Yetkileri alınan bir parlamentonun güçlü olamayacağını savunan Kılıçdaroğlu, TBMM Başkanının Cumhurbaşkanına vekalet edemeyeceğini söyledi.

Bugünkü tabloda Cumhurbaşkanı bir yere gittiğinde TBMM Başkanının vekalet ettiğini anımsatan Kılıçdaroğlu, "Yeni modelde, yeni rejimde, tek adam rejiminde deniyor ki 'TBMM Başkanlığının Cumhurbaşkanını temsil etmesine gerek yok.' Kim temsil edecek? Atama ile gelen bir yardımcı. Atama ile gelen bir yardımcı nasıl Türkiye Cumhuriyetini temsil edecek? Darbe dönemlerinde olur bu." görüşünü savundu.

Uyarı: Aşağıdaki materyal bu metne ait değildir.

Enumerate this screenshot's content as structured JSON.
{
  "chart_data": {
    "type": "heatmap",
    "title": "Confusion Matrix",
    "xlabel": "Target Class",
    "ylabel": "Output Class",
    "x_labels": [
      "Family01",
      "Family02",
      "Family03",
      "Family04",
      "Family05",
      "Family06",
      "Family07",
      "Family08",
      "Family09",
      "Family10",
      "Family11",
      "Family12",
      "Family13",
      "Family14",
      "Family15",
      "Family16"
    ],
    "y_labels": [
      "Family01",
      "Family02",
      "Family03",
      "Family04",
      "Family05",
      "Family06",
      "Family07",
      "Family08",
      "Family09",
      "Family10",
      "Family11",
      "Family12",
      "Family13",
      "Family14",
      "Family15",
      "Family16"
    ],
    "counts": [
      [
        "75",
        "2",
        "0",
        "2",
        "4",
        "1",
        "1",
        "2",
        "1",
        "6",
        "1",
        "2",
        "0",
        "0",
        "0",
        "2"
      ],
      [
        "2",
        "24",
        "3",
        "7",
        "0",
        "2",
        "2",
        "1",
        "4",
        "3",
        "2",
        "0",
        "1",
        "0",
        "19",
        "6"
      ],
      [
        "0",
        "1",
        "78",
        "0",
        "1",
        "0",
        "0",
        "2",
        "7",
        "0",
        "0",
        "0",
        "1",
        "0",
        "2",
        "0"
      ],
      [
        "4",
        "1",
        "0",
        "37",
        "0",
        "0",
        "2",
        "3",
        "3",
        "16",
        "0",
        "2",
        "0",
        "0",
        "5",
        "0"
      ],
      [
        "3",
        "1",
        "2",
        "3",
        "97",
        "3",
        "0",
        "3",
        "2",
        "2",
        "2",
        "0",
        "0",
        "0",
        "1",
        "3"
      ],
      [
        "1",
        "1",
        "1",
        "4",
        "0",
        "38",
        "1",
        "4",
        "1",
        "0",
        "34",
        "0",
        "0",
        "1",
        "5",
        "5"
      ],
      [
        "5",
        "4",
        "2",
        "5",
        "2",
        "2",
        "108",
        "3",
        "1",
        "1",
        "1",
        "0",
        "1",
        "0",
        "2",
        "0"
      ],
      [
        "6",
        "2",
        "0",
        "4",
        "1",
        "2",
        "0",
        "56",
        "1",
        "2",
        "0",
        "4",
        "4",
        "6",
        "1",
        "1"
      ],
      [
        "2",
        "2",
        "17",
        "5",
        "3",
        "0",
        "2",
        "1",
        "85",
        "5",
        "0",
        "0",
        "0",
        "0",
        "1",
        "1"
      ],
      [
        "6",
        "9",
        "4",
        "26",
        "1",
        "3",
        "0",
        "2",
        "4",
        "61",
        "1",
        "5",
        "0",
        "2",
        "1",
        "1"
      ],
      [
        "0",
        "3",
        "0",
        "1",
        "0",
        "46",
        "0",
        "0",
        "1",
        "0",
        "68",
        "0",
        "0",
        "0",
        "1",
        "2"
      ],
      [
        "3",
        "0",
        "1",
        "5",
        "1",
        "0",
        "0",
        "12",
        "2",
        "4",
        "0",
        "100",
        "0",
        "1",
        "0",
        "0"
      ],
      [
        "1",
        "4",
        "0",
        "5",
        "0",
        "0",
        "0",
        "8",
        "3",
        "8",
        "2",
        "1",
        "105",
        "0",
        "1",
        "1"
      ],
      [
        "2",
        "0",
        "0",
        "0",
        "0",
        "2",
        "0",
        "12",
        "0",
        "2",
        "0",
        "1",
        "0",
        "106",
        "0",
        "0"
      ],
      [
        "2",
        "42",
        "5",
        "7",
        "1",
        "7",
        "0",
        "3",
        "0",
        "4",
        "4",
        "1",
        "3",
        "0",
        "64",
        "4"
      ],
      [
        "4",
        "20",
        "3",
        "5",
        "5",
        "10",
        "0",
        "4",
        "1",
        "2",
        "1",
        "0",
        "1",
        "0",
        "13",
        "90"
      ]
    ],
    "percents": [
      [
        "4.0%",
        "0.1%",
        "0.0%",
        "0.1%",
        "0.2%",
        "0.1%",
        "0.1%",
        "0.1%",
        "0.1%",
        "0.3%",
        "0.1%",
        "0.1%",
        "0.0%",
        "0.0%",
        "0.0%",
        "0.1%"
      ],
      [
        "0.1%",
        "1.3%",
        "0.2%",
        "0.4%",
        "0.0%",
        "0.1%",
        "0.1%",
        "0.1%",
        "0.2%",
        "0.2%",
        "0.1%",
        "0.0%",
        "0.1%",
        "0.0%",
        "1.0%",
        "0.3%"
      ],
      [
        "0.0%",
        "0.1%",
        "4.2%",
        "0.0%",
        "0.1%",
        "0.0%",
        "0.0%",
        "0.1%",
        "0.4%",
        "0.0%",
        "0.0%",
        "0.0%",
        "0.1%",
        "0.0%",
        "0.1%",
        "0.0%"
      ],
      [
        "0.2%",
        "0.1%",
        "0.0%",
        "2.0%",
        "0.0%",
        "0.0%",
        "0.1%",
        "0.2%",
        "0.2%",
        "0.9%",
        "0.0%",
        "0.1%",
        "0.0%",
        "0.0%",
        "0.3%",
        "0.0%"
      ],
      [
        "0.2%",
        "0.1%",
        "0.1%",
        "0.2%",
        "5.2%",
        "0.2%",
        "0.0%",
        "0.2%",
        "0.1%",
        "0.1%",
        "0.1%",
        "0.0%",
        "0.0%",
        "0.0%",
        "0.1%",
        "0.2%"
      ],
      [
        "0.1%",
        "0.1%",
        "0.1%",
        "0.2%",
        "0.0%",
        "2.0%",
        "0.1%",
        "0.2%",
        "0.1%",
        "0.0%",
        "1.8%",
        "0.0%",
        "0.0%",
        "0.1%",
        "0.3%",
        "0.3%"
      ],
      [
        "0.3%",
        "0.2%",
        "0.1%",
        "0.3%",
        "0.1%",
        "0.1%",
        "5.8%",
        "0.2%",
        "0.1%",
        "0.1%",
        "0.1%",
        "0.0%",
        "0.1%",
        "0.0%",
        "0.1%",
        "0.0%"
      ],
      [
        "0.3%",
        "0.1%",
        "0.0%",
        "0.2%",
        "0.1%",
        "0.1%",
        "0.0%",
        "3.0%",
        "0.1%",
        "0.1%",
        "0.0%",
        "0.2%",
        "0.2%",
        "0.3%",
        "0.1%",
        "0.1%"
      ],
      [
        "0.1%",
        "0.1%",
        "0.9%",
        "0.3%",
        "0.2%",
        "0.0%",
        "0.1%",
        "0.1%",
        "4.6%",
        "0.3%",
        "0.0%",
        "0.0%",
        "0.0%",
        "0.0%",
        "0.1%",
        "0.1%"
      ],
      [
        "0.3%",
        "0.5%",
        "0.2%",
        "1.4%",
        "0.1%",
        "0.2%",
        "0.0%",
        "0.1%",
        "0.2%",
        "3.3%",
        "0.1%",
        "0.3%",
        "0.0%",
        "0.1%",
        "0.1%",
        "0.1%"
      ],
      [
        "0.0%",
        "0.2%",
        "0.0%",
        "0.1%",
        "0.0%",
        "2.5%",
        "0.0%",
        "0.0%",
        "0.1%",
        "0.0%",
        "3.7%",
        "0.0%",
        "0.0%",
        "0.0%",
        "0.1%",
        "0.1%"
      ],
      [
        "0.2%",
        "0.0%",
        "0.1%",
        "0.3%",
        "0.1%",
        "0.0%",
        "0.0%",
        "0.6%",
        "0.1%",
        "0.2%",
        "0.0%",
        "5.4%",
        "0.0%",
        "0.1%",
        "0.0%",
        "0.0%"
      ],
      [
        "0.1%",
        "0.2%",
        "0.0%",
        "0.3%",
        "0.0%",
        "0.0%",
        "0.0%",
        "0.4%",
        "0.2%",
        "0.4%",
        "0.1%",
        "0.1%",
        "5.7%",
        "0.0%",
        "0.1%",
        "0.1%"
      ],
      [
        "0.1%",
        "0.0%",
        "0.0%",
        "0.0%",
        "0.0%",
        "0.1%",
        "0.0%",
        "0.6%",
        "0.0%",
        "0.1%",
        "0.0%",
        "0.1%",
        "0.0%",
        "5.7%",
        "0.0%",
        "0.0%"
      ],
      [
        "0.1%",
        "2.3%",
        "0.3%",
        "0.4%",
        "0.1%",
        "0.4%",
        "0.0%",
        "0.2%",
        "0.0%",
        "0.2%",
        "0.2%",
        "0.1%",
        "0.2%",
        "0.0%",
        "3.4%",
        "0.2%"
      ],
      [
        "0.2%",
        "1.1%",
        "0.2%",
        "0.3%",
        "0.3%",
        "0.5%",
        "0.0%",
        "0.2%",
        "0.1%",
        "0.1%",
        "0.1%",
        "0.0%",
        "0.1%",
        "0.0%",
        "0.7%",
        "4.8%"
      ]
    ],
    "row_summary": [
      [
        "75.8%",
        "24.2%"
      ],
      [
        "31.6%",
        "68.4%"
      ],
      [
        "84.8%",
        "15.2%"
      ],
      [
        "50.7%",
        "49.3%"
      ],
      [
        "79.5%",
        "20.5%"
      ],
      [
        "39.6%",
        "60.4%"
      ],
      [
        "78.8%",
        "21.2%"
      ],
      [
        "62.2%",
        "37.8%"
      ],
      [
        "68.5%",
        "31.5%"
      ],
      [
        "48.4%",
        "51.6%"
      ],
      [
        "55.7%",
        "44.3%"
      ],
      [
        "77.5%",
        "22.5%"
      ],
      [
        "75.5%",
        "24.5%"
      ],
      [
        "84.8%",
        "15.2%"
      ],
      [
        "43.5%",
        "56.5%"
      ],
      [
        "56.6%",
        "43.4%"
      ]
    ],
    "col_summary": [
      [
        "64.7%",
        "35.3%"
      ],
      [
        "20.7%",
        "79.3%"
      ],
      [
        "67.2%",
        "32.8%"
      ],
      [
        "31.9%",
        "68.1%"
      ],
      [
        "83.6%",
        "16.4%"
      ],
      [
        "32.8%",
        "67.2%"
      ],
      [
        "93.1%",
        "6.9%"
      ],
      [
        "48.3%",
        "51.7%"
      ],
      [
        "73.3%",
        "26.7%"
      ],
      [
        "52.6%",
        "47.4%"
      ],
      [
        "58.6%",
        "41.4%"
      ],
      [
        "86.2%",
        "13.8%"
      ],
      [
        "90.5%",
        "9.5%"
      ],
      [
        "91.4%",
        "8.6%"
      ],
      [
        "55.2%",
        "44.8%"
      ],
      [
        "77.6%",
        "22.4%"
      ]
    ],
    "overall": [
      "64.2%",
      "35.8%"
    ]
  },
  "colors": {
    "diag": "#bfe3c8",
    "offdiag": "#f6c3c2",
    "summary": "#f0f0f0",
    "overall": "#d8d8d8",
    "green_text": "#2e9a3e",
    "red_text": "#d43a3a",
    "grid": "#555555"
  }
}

Kılıçdaroğlu, 16 Nisan'da "evet" sonucunun çıkması halinde, ekonomik ve sosyal konularda Cumhurbaşkanının kararname çıkarma hakkına sahip olacağını belirtti. Cumhurbaşkanının kişisel temel, hak, ödevler ve siyasal haklar konusunda kararname çıkaramayacağını belirten Kılıçdaroğlu, "Dolayısıyla kıdem tazminatı fonunu kurabilir, asgari ücreti dondurabilir, bu konularda tek başına karar alma hakkına sahip." dedi.

Kılıçdaroğlu, denge ve denetleme kavramının demokrasilerde çok önemli olduğunu, apartmanda ödenilen aidatların doğru harcanıp harcanmadığını denetlemek için kurul seçildiğini belirtti.

Kemal Kılıçdaroğlu, "Vatandaşlarımıza 16 Nisan ile ilgili ne söylemek isterseniz, ne yapmak lazım, ne önerirsiniz?" şeklindeki soru üzerine şunları kaydetti:

"Bir, 'Pazar günü hava güzel, sandığa gitmiyorum' sakın demesinler. Herkes mutlaka ama mutlaka sandığa gitmeli. İki, şunu rahatlıkla söylüyorum ve söylüyorum, 'evet' demenin vebali çok ağırdır, Türkiye'nin kaderi demokratik standartların yükseltmesiyle yükselir ve Türkiye dünyada itibar kazanır. Üç, 'Efendim, gideceğim de sandıkların güvenliği sağlandı mı, sağlanmadı mı?' Bu konuda hiçbir tereddüt olmasın hiçbir vatandaşımda. Sandıkların gerekli güvenliği sağlanmıştır. Sadece bizim partililer değil, gönüllü arkadaşlar var, sivil toplum örgütleri var. Gerçekten de genç avukatlar var. Nerede bir sorun çıktığında derhal o avukat arkadaşlarımız gidecekler ve o sorunla ilgilenecekler. Dolayısıyla sandığa gidelim, Türkiye'nin bekası için, Türkiye'nin demokrasisi için, evlatlarımız için, çocuklarımız için kahverengine, tercihimizi kullanalım. Hayırın altına mührümüzü basalım. Bu Türkiye'nin geleceği için çok önemlidir."